I’m drivin’, cruisin’ (Yeah, yeah)

Je conduis, conduis (ouais, ouais)
Il y a peut-être un jeu de mots entre cruise et cruise, ce serait amusant. L’individu apostrophant la pauvre enfant est un automobiliste, seul au volant, symbole évident de liberté.

Fast lanes, switchin’ lanes
Wit’ a car up on my side (Woo!)

Voies rapides, changements de voie,
avec une voiture à côté de moi. (Woo!)

Il semble très amusé par l’autoroute. Apparemment, il vient de la campagne, où l’on sait encore prendre le temps de regarder le temps passer. Mais bon, où on vient quand même passer le week-end en ville, faut pas non plus déconner.

(C’mon) Passin’ by is a school bus in front of me
Makes tick tock, tick tock, wanna scream

Un bus scolaire passe devant moi, il fait tic-tac tic-tac, j’ai envie de crier
Non, l’histoire ne se passe pas à Gaza, ne t’inquiète pas : nous ne sommes pas ici face à un autobus piégé mais face à une métaphore filée, c’est nettement plus classe.

Check my time, it’s Friday,

Je regarde l’heure, c’est vendredi.
Oui, il a une montre qui indique les jours.
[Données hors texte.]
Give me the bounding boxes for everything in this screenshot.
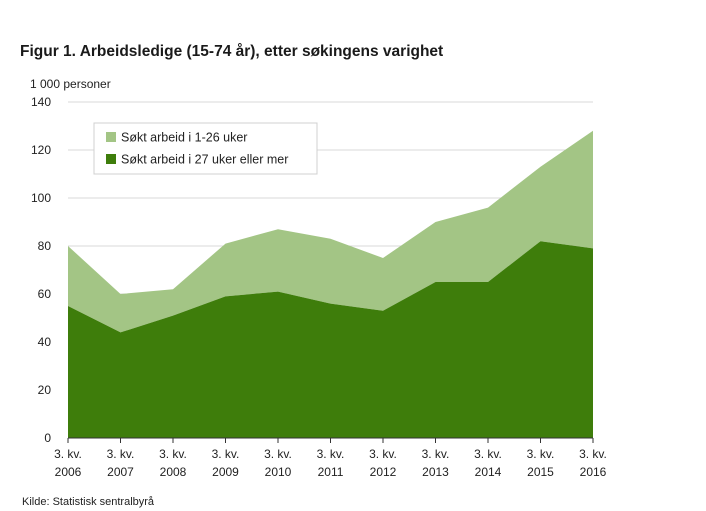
x-tick-label-quarter: 3. kv. — [579, 447, 607, 461]
x-tick-label-year: 2016 — [580, 465, 607, 479]
x-tick-label-quarter: 3. kv. — [54, 447, 82, 461]
y-tick-label: 80 — [38, 239, 52, 253]
y-tick-label: 100 — [31, 191, 51, 205]
x-tick-label-year: 2007 — [107, 465, 134, 479]
x-tick-label-quarter: 3. kv. — [527, 447, 555, 461]
x-tick-label-quarter: 3. kv. — [317, 447, 345, 461]
series-area-27-uker-eller-mer — [68, 241, 593, 438]
y-tick-label: 20 — [38, 383, 52, 397]
legend-swatch — [106, 154, 116, 164]
legend-label: Søkt arbeid i 27 uker eller mer — [121, 153, 288, 167]
x-tick-label-year: 2008 — [160, 465, 187, 479]
y-tick-label: 60 — [38, 287, 52, 301]
x-tick-label-year: 2013 — [422, 465, 449, 479]
legend-swatch — [106, 132, 116, 142]
chart-title: Figur 1. Arbeidsledige (15-74 år), etter… — [20, 43, 444, 60]
y-tick-label: 0 — [44, 431, 51, 445]
x-tick-label-quarter: 3. kv. — [474, 447, 502, 461]
x-tick-label-year: 2009 — [212, 465, 239, 479]
x-tick-label-year: 2015 — [527, 465, 554, 479]
y-tick-label: 40 — [38, 335, 52, 349]
y-axis-unit-label: 1 000 personer — [30, 77, 111, 91]
x-tick-label-quarter: 3. kv. — [107, 447, 135, 461]
x-tick-label-quarter: 3. kv. — [264, 447, 292, 461]
x-tick-label-year: 2011 — [318, 465, 344, 479]
x-tick-label-quarter: 3. kv. — [159, 447, 187, 461]
legend-label: Søkt arbeid i 1-26 uker — [121, 131, 247, 145]
x-tick-label-quarter: 3. kv. — [212, 447, 240, 461]
legend-box — [93, 122, 318, 175]
y-tick-label: 140 — [31, 95, 51, 109]
x-tick-label-year: 2006 — [55, 465, 82, 479]
x-tick-label-quarter: 3. kv. — [422, 447, 450, 461]
y-tick-label: 120 — [31, 143, 51, 157]
x-tick-label-year: 2014 — [475, 465, 502, 479]
x-tick-label-year: 2010 — [265, 465, 292, 479]
source-note: Kilde: Statistisk sentralbyrå — [22, 496, 155, 508]
x-tick-label-quarter: 3. kv. — [369, 447, 397, 461]
x-tick-label-year: 2012 — [370, 465, 397, 479]
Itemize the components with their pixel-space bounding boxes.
Puisque je te dis qu’il vient de la campagne !

it’s a weekend

c’est le week-end
Encore une de ces feignasses qui bossent à 80% !

We gonna have fun, c’mon, c’mon, y’all

Nous allons nous amuser, viens, viens, tout le monde
Car nul n’échappe à la spirale infernale des semaines.

[Refrain]

C’est une chanson très profonde, très engagée et, évidemment, porteuse d’espoir et sur ce, je dois y aller, je vais écrire un tube sur les fruits et légumes.